Он сидел прямо, положив руки на колени. Пальцы — распухшие, синеватые — он спрятал в карманы, когда вошел. Начальник все равно заметил. Взгляд скользнул по ним, задержался на секунду, но вопросов не последовало.
— Мне нужно больше денег, — сказал Аянокоджи.
— Я знаю, — начальник вздохнул. — Я вижу, что вы стараетесь. Но есть границы, которые я не могу переступить. Мне жаль.
Мне жаль.
Слова, которые он слышал слишком часто в последние месяцы. От врача. От коллег. Теперь от начальника.
— Хорошо, — сказал он. — Я понимаю.
Он встал. Начальник хотел сказать что-то еще, но Аянокоджи уже повернулся к двери.
— Мсье Аянокоджи, — окликнул его начальник. — Вы… вы в порядке?
— Да.
Он вышел, не оглядываясь.
Вторую работу он нашел через три дня.
Продуктовый магазин в двух кварталах от дома. Маленький, с тусклой вывеской и вечно заедающей дверью. Хозяин, коренастый мужчина с седыми усами, долго разглядывал его руки, но спросил только:
— Болеть не собираетесь?
— Нет.
— Кассир нужен с пяти до одиннадцати. Платят мало. Устраивает?
— Да.
— Тогда завтра выходите.
Аянокоджи кивнул.
Теперь его день выглядел так: утро — отвести Тсубасу в сад. День — основная работа. Пять вечера — вторая смена. Одиннадцать ночи — домой.
Семь часов сна. Если повезет.
С садиком вопрос решился быстрее, чем он ожидал.
Роза согласилась забирать Тсубасу без колебаний.
— Конечно, конечно! — сказала она, когда он зашел к ним вечером. — Я все равно дома. И мне будет приятно. Он такой славный мальчик.
Она говорила быстро, почти радостно, и Аянокоджи видел, как ее глаза светятся. Для нее это было не одолжением. Это было чем-то большим.
— Спасибо, — сказал он.
— Не за что, — она мягко коснулась его руки. — Вы много работаете, мсье Аянокоджи. Не забывайте отдыхать.
Он не ответил.
Отдых был роскошью, которую он больше не мог себе позволить.
Тсубаса не обрадовался.
— Нет! — сказал он, когда Аянокоджи объяснил ему новое расписание. Мальчик стоял посреди комнаты, сжав кулаки. — Я не хочу!
— Тсубаса.
— Я хочу, чтобы ты меня забирал! — голос мальчика дрожал. — Только ты!
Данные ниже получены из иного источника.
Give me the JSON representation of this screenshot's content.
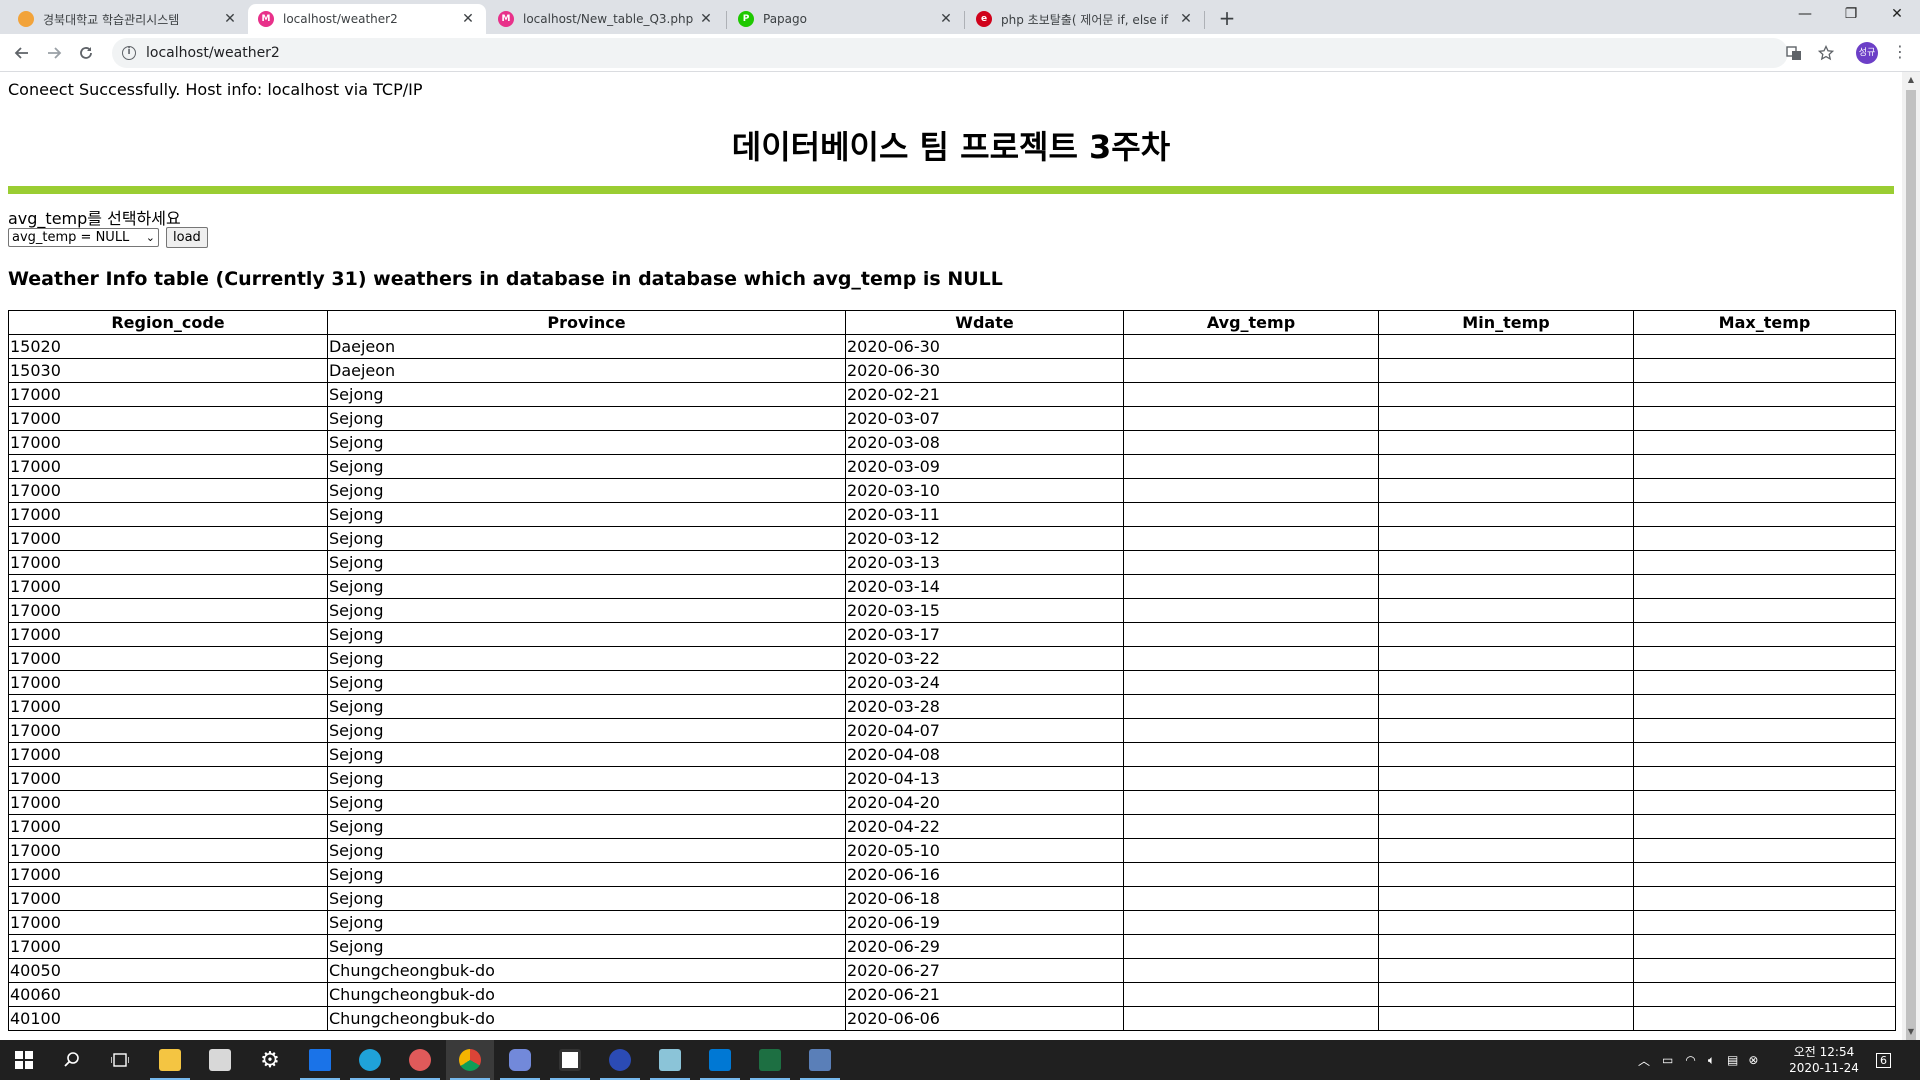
{
  "browser": {
    "tabs": [
      {
        "title": "경북대학교 학습관리시스템",
        "favicon_color": "#f2a33a"
      },
      {
        "title": "localhost/weather2",
        "favicon_color": "#e8318a"
      },
      {
        "title": "localhost/New_table_Q3.php",
        "favicon_color": "#e8318a"
      },
      {
        "title": "Papago",
        "favicon_color": "#1ec800"
      },
      {
        "title": "php 초보탈출( 제어문 if, else if",
        "favicon_color": "#d0021b"
      }
    ],
    "new_tab": "+",
    "address": "localhost/weather2",
    "profile_initials": "성규",
    "window_controls": {
      "minimize": "—",
      "restore": "❐",
      "close": "✕"
    }
  },
  "page": {
    "connect_message": "Coneect Successfully. Host info: localhost via TCP/IP",
    "title": "데이터베이스 팀 프로젝트 3주차",
    "select_label": "avg_temp를 선택하세요",
    "select_value": "avg_temp = NULL",
    "load_button": "load",
    "table_heading": "Weather Info table (Currently 31) weathers in database in database which avg_temp is NULL",
    "columns": [
      "Region_code",
      "Province",
      "Wdate",
      "Avg_temp",
      "Min_temp",
      "Max_temp"
    ],
    "rows": [
      [
        "15020",
        "Daejeon",
        "2020-06-30",
        "",
        "",
        ""
      ],
      [
        "15030",
        "Daejeon",
        "2020-06-30",
        "",
        "",
        ""
      ],
      [
        "17000",
        "Sejong",
        "2020-02-21",
        "",
        "",
        ""
      ],
      [
        "17000",
        "Sejong",
        "2020-03-07",
        "",
        "",
        ""
      ],
      [
        "17000",
        "Sejong",
        "2020-03-08",
        "",
        "",
        ""
      ],
      [
        "17000",
        "Sejong",
        "2020-03-09",
        "",
        "",
        ""
      ],
      [
        "17000",
        "Sejong",
        "2020-03-10",
        "",
        "",
        ""
      ],
      [
        "17000",
        "Sejong",
        "2020-03-11",
        "",
        "",
        ""
      ],
      [
        "17000",
        "Sejong",
        "2020-03-12",
        "",
        "",
        ""
      ],
      [
        "17000",
        "Sejong",
        "2020-03-13",
        "",
        "",
        ""
      ],
      [
        "17000",
        "Sejong",
        "2020-03-14",
        "",
        "",
        ""
      ],
      [
        "17000",
        "Sejong",
        "2020-03-15",
        "",
        "",
        ""
      ],
      [
        "17000",
        "Sejong",
        "2020-03-17",
        "",
        "",
        ""
      ],
      [
        "17000",
        "Sejong",
        "2020-03-22",
        "",
        "",
        ""
      ],
      [
        "17000",
        "Sejong",
        "2020-03-24",
        "",
        "",
        ""
      ],
      [
        "17000",
        "Sejong",
        "2020-03-28",
        "",
        "",
        ""
      ],
      [
        "17000",
        "Sejong",
        "2020-04-07",
        "",
        "",
        ""
      ],
      [
        "17000",
        "Sejong",
        "2020-04-08",
        "",
        "",
        ""
      ],
      [
        "17000",
        "Sejong",
        "2020-04-13",
        "",
        "",
        ""
      ],
      [
        "17000",
        "Sejong",
        "2020-04-20",
        "",
        "",
        ""
      ],
      [
        "17000",
        "Sejong",
        "2020-04-22",
        "",
        "",
        ""
      ],
      [
        "17000",
        "Sejong",
        "2020-05-10",
        "",
        "",
        ""
      ],
      [
        "17000",
        "Sejong",
        "2020-06-16",
        "",
        "",
        ""
      ],
      [
        "17000",
        "Sejong",
        "2020-06-18",
        "",
        "",
        ""
      ],
      [
        "17000",
        "Sejong",
        "2020-06-19",
        "",
        "",
        ""
      ],
      [
        "17000",
        "Sejong",
        "2020-06-29",
        "",
        "",
        ""
      ],
      [
        "40050",
        "Chungcheongbuk-do",
        "2020-06-27",
        "",
        "",
        ""
      ],
      [
        "40060",
        "Chungcheongbuk-do",
        "2020-06-21",
        "",
        "",
        ""
      ],
      [
        "40100",
        "Chungcheongbuk-do",
        "2020-06-06",
        "",
        "",
        ""
      ]
    ],
    "accent_color": "#9acd32"
  },
  "taskbar": {
    "apps": [
      "windows-start-icon",
      "search-icon",
      "task-view-icon",
      "file-explorer-icon",
      "store-icon",
      "settings-icon",
      "mail-icon",
      "edge-icon",
      "app-icon",
      "chrome-icon",
      "discord-icon",
      "app-window-icon",
      "vpn-icon",
      "notepad-icon",
      "vscode-icon",
      "excel-icon",
      "calculator-icon"
    ],
    "time": "오전 12:54",
    "date": "2020-11-24",
    "notification_count": "6"
  }
}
— Роза будет приходить за тобой. Она добрая.
— Я знаю, что она добрая! — Тсубаса топнул ногой. — Но ты — мой папа! Я тебя больше люблю! Я хочу только тебя!
Аянокоджи смотрел на сына.
Красные щеки. Сжатые губы. Глаза, в которых стояли слезы, но он сдерживался изо всех сил.
«Привязывается», — подумал Аянокоджи. «Слишком сильно».
— Я буду приходить поздно, — сказал он. — Ты уже будешь спать.
— Тогда я не буду спать! — Тсубаса выкрикнул это так, будто это было лучшим решением в его жизни. — Я буду ждать! Каждый день!
— Нет, не будешь.
— Буду!
— Тсубаса. — Аянокоджи опустился на корточки, чтобы оказаться с ним на одном уровне. Мальчик смотрел на него, полыхая гневом и обидой. — Ты будешь спать. И будешь слушаться Розу. Это важно.
— Почему это важно? — голос Тсубаса сорвался. — Почему ты не можешь сам? Почему ты все время работаешь? Я не хочу деньги! Я хочу тебя!
Аянокоджи молчал.
Он знал, что должен сказать что-то. Что-то, что утешит. Что-то, что заставит Тсубасу понять. Но все слова, которые приходили в голову, были ложью.
— Потому что так надо, — сказал он.
Тсубаса смотрел на него долгих десять секунд. Потом его лицо дрогнуло, и слезы, которые он сдерживал, потекли по щекам.
— Ты меня не любишь? — спросил он шепотом.
Аянокоджи почувствовал, как что-то сжалось в груди. Не легкие. Не бронхи. Что-то другое. То, что он не умел называть.
— Люблю, — сказал он. — Поэтому так надо.
Тсубаса не понял. Он был слишком маленьким, чтобы понять. Он только заплакал громче и бросился к отцу, обхватив его за шею.
Аянокоджи обнял его в ответ. Осторожно. Потому что даже это движение причиняло боль.
— Не надо, — шептал Тсубаса в его плечо. — Не надо, папа. Я буду хорошим. Я не буду просить игрушки. Только не уходи.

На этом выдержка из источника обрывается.